|
Getting your Trinity Audio player ready...
|
Nigeria’s primary market has started to show signs of recovery, with companies such as Skyway Aviation Handling Company (SAHCOL) and Nigerian Reinsurance Corporation and Singapore-owned Indorama Eleme Petrochemicals Limited planning initial public offer (IPO).
“Primary markets activities on the Nigerian Stock Exchange (NSE) in 2018 have not continued the pace of resurgence we saw in 2017, although the pipeline remains strong. The 2017 primary markets activities were dominated mostly by supplementary offers, listings by introduction, debt issuances, mergers and divestments,” said Oscar Onyema, chief executive officer, Nigerian Stock Exchange.
Public offerings in the Nigerian equity market dried up post-2008 following the market crash that wiped off circa 60 percent of market capitalisation. Though the IPO market has attempted to stage a few come backs but cautious investors have kept the market sentiment weak.
“A resurgent public offering would help deepen equity market, provide more investment options and trigger greater investor participation in the long-run,” said research analysts at Vetiva Capital Management Limited.
“Whilst the All Share Index posted its first positive return in 4 years in 2017– rallying 42percent over the course of the year, the primary market has remained relatively soft, with SEPLAT’s 2014 dual listing in Lagos and London being the most notable public offering in recent years”, Vetiva analysts noted.
In addition, the combined effects of the 2015 national elections, slump in commodity prices, global economic slowdown, recession and FX market illiquidity resulted in a dearth of Initial Public Offers (IPOs) in the Nigerian capital market. The Nigerian economy exited recession with a marginal growth of 0.83percent in 2017 and is expected to grow by 2.5percent in 2018 based on the World Bank’s projections.
This optimistic outlook is also evident in the NSE’s trading activities with cumulative transactions from January to April increasing by 114.22percent from N509.38 billion recorded in 2017 to N1.091 trillion in 2018; evidently showing that Nigeria remains top of mind on the African continent for investors.
Though Nigerian stocks fell the most in two years in the trading week to June 1 with record N900billion loss as nervous investors shied away from assets they deem too risky, many analysts and money managers said the declines were not justified and did not reflect positive developments in Africa’s largest oil producer.
The move by SAHCOL, Nigerian Reinsurance Corporation and Indorama Eleme Petrochemicals follows the footsteps of the MTN Group, which is expected to list its Nigerian business in the second half (H2) of the year.
After listing in Ghana last month and recorded higher group profits, MTN aims to list on the NSE in 2018. “This might be a game changer for the NSE,” said Bismarck Rewane, CEO Financial Derivates Company.
He noted that positive investor sentiment trails development MTN listing on the Exchange. “It will deepen transaction volumes and value on the bourse; while improvements in leading economic indicators will improve investor sentiments”, he added.
These quotable companies are warming up to take advantage of emerging opportunities in the Nigeria’s Capital market to raise cheap funds.
“In line with the drive of operators and regulators to increase product offerings in the market, we could potentially see more issuances of rights, IPOs from large unlisted corporates as well as new products all together in the market. We believe the improved sentiment presents an opportunity for these instruments to be launched”, said Afrinvest West Africa in their 2017 equities market review and outlook for 2018.
Adedapo Adekoje president, Chartered Institute of Stockbrokers (CIS) who recently assured nervous investors of the market’s strong fundamentals said, “The good news is that we are having good valuations.
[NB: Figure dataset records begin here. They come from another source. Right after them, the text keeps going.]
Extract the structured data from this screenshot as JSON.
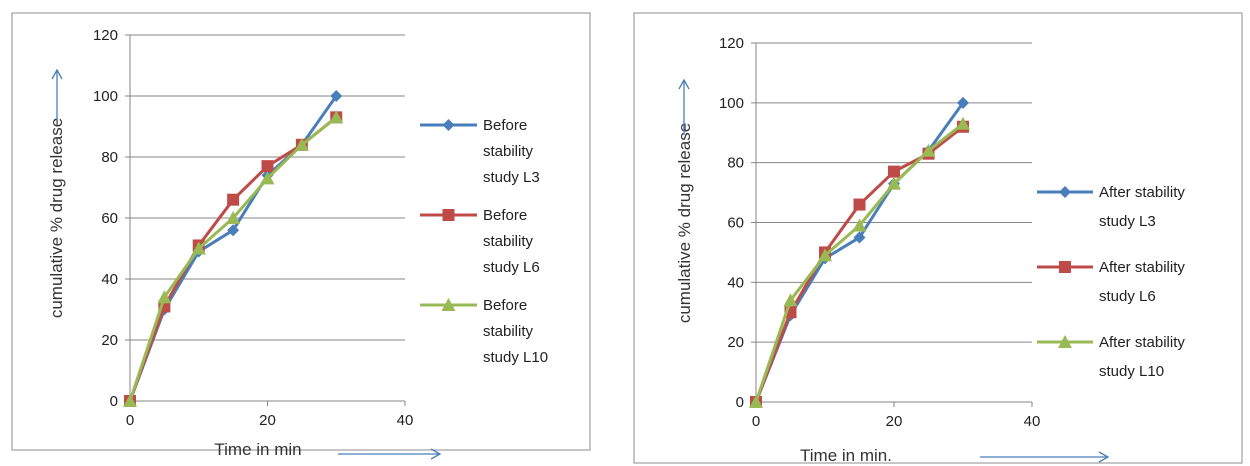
{
  "chart_data": [
    {
      "type": "line",
      "title": "",
      "xlabel": "Time in min",
      "ylabel": "cumulative % drug release",
      "xlim": [
        0,
        40
      ],
      "ylim": [
        0,
        120
      ],
      "xticks": [
        "0",
        "20",
        "40"
      ],
      "yticks": [
        "0",
        "20",
        "40",
        "60",
        "80",
        "100",
        "120"
      ],
      "grid": "horizontal",
      "legend": "right",
      "x": [
        0,
        5,
        10,
        15,
        20,
        25,
        30
      ],
      "series": [
        {
          "name": [
            "Before",
            "stability",
            "study L3"
          ],
          "color": "#4a7ebb",
          "marker": "diamond",
          "values": [
            0,
            30,
            49,
            56,
            74,
            84,
            100
          ]
        },
        {
          "name": [
            "Before",
            "stability",
            "study L6"
          ],
          "color": "#be4b48",
          "marker": "square",
          "values": [
            0,
            31,
            51,
            66,
            77,
            84,
            93
          ]
        },
        {
          "name": [
            "Before",
            "stability",
            "study L10"
          ],
          "color": "#98b954",
          "marker": "triangle",
          "values": [
            0,
            34,
            50,
            60,
            73,
            84,
            93
          ]
        }
      ]
    },
    {
      "type": "line",
      "title": "",
      "xlabel": "Time in min.",
      "ylabel": "cumulative % drug release",
      "xlim": [
        0,
        40
      ],
      "ylim": [
        0,
        120
      ],
      "xticks": [
        "0",
        "20",
        "40"
      ],
      "yticks": [
        "0",
        "20",
        "40",
        "60",
        "80",
        "100",
        "120"
      ],
      "grid": "horizontal",
      "legend": "right",
      "x": [
        0,
        5,
        10,
        15,
        20,
        25,
        30
      ],
      "series": [
        {
          "name": [
            "After stability",
            "study L3"
          ],
          "color": "#4a7ebb",
          "marker": "diamond",
          "values": [
            0,
            29,
            48,
            55,
            73,
            84,
            100
          ]
        },
        {
          "name": [
            "After stability",
            "study L6"
          ],
          "color": "#be4b48",
          "marker": "square",
          "values": [
            0,
            30,
            50,
            66,
            77,
            83,
            92
          ]
        },
        {
          "name": [
            "After stability",
            "study L10"
          ],
          "color": "#98b954",
          "marker": "triangle",
          "values": [
            0,
            34,
            49,
            59,
            73,
            84,
            93
          ]
        }
      ]
    }
  ]
}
Investors should buy on long term basis and not short term”.
While Skyway Aviation Handling Company and Nigerian Reinsurance Corporation are preparing for initial public offerings this year, Indorama Eleme Petrochemicals plans a public float in 2019.
SAHCOL is said to be going through the regulatory process ahead of a planned IPO in August when core investors will sell a stake, while Nigerian Reinsurance aims for an IPO in November in which the government will sell part of its stake.
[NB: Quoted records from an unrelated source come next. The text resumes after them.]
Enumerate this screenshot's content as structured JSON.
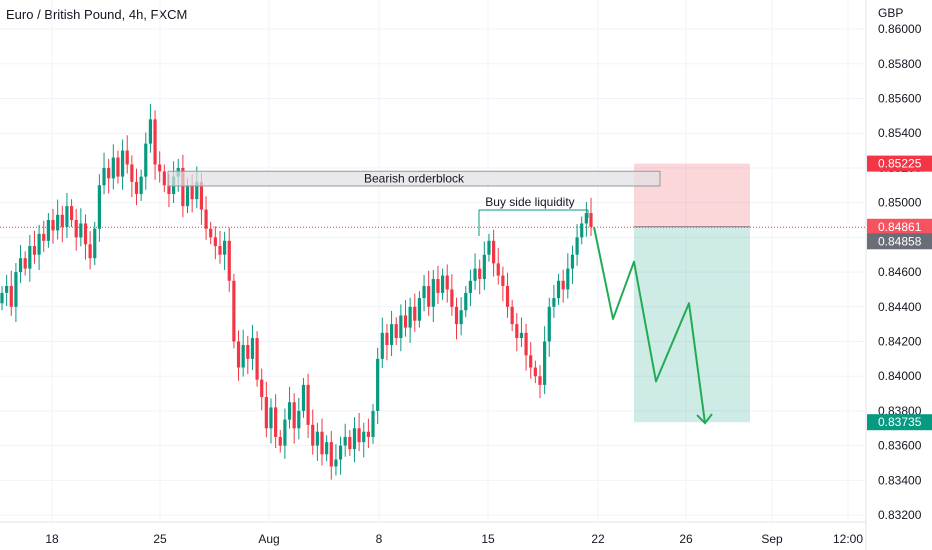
{
  "header": {
    "title": "Euro / British Pound, 4h, FXCM"
  },
  "chart_data": {
    "type": "candlestick",
    "currency_label": "GBP",
    "y_ticks": [
      "0.86000",
      "0.85800",
      "0.85600",
      "0.85400",
      "0.85200",
      "0.85000",
      "0.84800",
      "0.84600",
      "0.84400",
      "0.84200",
      "0.84000",
      "0.83800",
      "0.83600",
      "0.83400",
      "0.83200"
    ],
    "ylim": [
      0.8316,
      0.8611
    ],
    "x_ticks": [
      "18",
      "25",
      "Aug",
      "8",
      "15",
      "22",
      "26",
      "Sep",
      "12:00"
    ],
    "grid": true,
    "price_tags": {
      "stop": {
        "value": 0.85225,
        "label": "0.85225",
        "color": "#f23645"
      },
      "entry": {
        "value": 0.84861,
        "label": "0.84861",
        "color": "#f7525f"
      },
      "current": {
        "value": 0.84858,
        "label": "0.84858",
        "color": "#6a6d78"
      },
      "target": {
        "value": 0.83735,
        "label": "0.83735",
        "color": "#089981"
      }
    },
    "annotations": {
      "orderblock": {
        "text": "Bearish orderblock",
        "top": 0.85181,
        "bottom": 0.85096
      },
      "liquidity": {
        "text": "Buy side liquidity",
        "level": 0.84958
      }
    },
    "position": {
      "side": "short",
      "entry": 0.84861,
      "stop": 0.85225,
      "target": 0.83735
    },
    "projection_y": [
      0.8486,
      0.8433,
      0.8466,
      0.8397,
      0.8442,
      0.8373
    ],
    "candles_close": [
      0.8448,
      0.8452,
      0.844,
      0.846,
      0.8468,
      0.8462,
      0.8475,
      0.847,
      0.8482,
      0.8478,
      0.849,
      0.8484,
      0.8493,
      0.8486,
      0.8498,
      0.849,
      0.848,
      0.8488,
      0.8476,
      0.8468,
      0.8485,
      0.851,
      0.852,
      0.8514,
      0.8526,
      0.8515,
      0.853,
      0.8522,
      0.8512,
      0.8505,
      0.8515,
      0.8534,
      0.8548,
      0.8522,
      0.8518,
      0.851,
      0.8505,
      0.8515,
      0.852,
      0.8498,
      0.851,
      0.8502,
      0.8512,
      0.8496,
      0.8485,
      0.848,
      0.8475,
      0.847,
      0.8478,
      0.8455,
      0.842,
      0.8405,
      0.8418,
      0.841,
      0.8422,
      0.8398,
      0.8388,
      0.837,
      0.8382,
      0.8365,
      0.836,
      0.8375,
      0.8385,
      0.837,
      0.838,
      0.8395,
      0.8372,
      0.836,
      0.8368,
      0.8355,
      0.8362,
      0.8348,
      0.8352,
      0.836,
      0.8365,
      0.8358,
      0.837,
      0.8362,
      0.8368,
      0.8365,
      0.838,
      0.841,
      0.8425,
      0.8418,
      0.843,
      0.8422,
      0.8435,
      0.8428,
      0.844,
      0.8432,
      0.8445,
      0.8452,
      0.844,
      0.8456,
      0.8448,
      0.8458,
      0.845,
      0.844,
      0.843,
      0.8438,
      0.8448,
      0.8455,
      0.8462,
      0.8456,
      0.847,
      0.8478,
      0.8465,
      0.8458,
      0.8452,
      0.844,
      0.843,
      0.8422,
      0.8425,
      0.8412,
      0.8405,
      0.84,
      0.8395,
      0.842,
      0.844,
      0.8445,
      0.8455,
      0.845,
      0.8462,
      0.847,
      0.848,
      0.8488,
      0.8494,
      0.8486
    ]
  }
}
Over the last few years, Nigeria’s economic landscape has been particularly challenging for the capital market. Between 2014 and 2016, capital raised on the NSE fell by circa 95percent, from N43.95billion to N2.59billion.
However, in 2017 the market saw a significant rebound as listing activity (IPO and Follow on offers) increased 1,622.03percent from N2.59 billion in 2016 to N44.51 billion in 2017.
“The Federal Government should intensify efforts in addressing insecurity problems in Nigeria and keep on reassuring of a safe investment environment. Our market is full of opportunities but we need to sustain the momentum of assuring both indigenous and foreign investors that the market is safe,” Patrick Ezeagu, chairman, Association of Stockbroking Houses of Nigeria (ASHON).
He noted that as the Exchange remains a barometer that gauges the mood of the economy, “we should address investors’ fears in order to enable them take advantage of good returns associated with our market. The current bearish trend is temporary as the market would bounced back soon”.